Julia’nın 3 çocuğu, genç bir sevgilisi, eski kocası, eski kocasıyla evlenen en yakın arkadaşı, ailesi ve arkadaşları var. Yine de onun büyük oğluyla olan ilişkisi hikayenin ilk bölümü ve ilk odak noktası. Büyük erkek çocuklara yüklenen babanın olmadığı yerde ailenin dümenine geçme, anneyi koruma, yönetme, sahiplenme, kimseye vermeme durumları bizde de onlarda da aynı gibi. Dizi daha başlarken dul annenin korunması, ona yol gösterilmesi gerekliliğini eleştiriyor. Çevrenizde mutlaka örnekleri vardır. Kendi hayatının iplerini elinde tutmaktan aciz olan büyük erkek çocuk konu dul annesinin hayatına karışmak, ona görevlerini, ahlaki değerleri hatırlatmak olunca alim oluyor. Altında muhakkak iyi duygularda vardır ama bu hikayede kafasını karıştırsa da Julia oğluna karşı olan tutumundan geri adım atmıyor. Herkes kendi hayatına baksın koçum, annen pekala aşık olabilir. Öykü bu bağlamda oldukça cesur bir tavır takınmış demek istedim yani.

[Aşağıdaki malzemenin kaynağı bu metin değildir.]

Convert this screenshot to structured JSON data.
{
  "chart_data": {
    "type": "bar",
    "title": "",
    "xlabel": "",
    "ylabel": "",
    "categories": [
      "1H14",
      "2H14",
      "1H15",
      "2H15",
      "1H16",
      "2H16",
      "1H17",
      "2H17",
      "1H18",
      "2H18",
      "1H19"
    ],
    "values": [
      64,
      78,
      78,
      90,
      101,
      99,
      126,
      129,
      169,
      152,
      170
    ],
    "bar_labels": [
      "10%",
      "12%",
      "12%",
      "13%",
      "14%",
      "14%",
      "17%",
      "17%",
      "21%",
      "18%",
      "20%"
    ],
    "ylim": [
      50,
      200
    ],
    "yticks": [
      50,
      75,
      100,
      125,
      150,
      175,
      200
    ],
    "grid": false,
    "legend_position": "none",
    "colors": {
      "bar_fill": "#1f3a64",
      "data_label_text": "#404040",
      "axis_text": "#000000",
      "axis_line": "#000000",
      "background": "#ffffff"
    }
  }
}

Diğer bölümlerden bahsetmeyeceğim. Her bir bölümün izlenmeye değer olduğunu, hikayenin tansiyonu, gerilimi son bölüme kadar diri tuttuğunu bilin ki özellikle Onun Aşkı (Her Love) bölümünün tansiyonu oldukça yüksek. Erkan hoca,[2] senaryo konuşmalarımızda diyor ki “senaryo yazarken bilgiyi gıdım gıdım verin ama olayı çözecek kadar olmasın” ve “hikayeyi yavaş yavaş açın, seyircinin ilgisi diri kalır”. Gold Digger, tam olarak böyle bir senaryoya sahip. Bilgi geldikçe hikaye açıldıkça daha çok seyirciyi ilgilendiriyor, cevaplanan her soru seyirciyi başka bir soruya yönlendiriyor. Hoca “ben erkenden uyuyorum, sizde çok oturmayın sonra elektrik parası çok geliyor” da diyor ama biz onu dinlemiyoruz.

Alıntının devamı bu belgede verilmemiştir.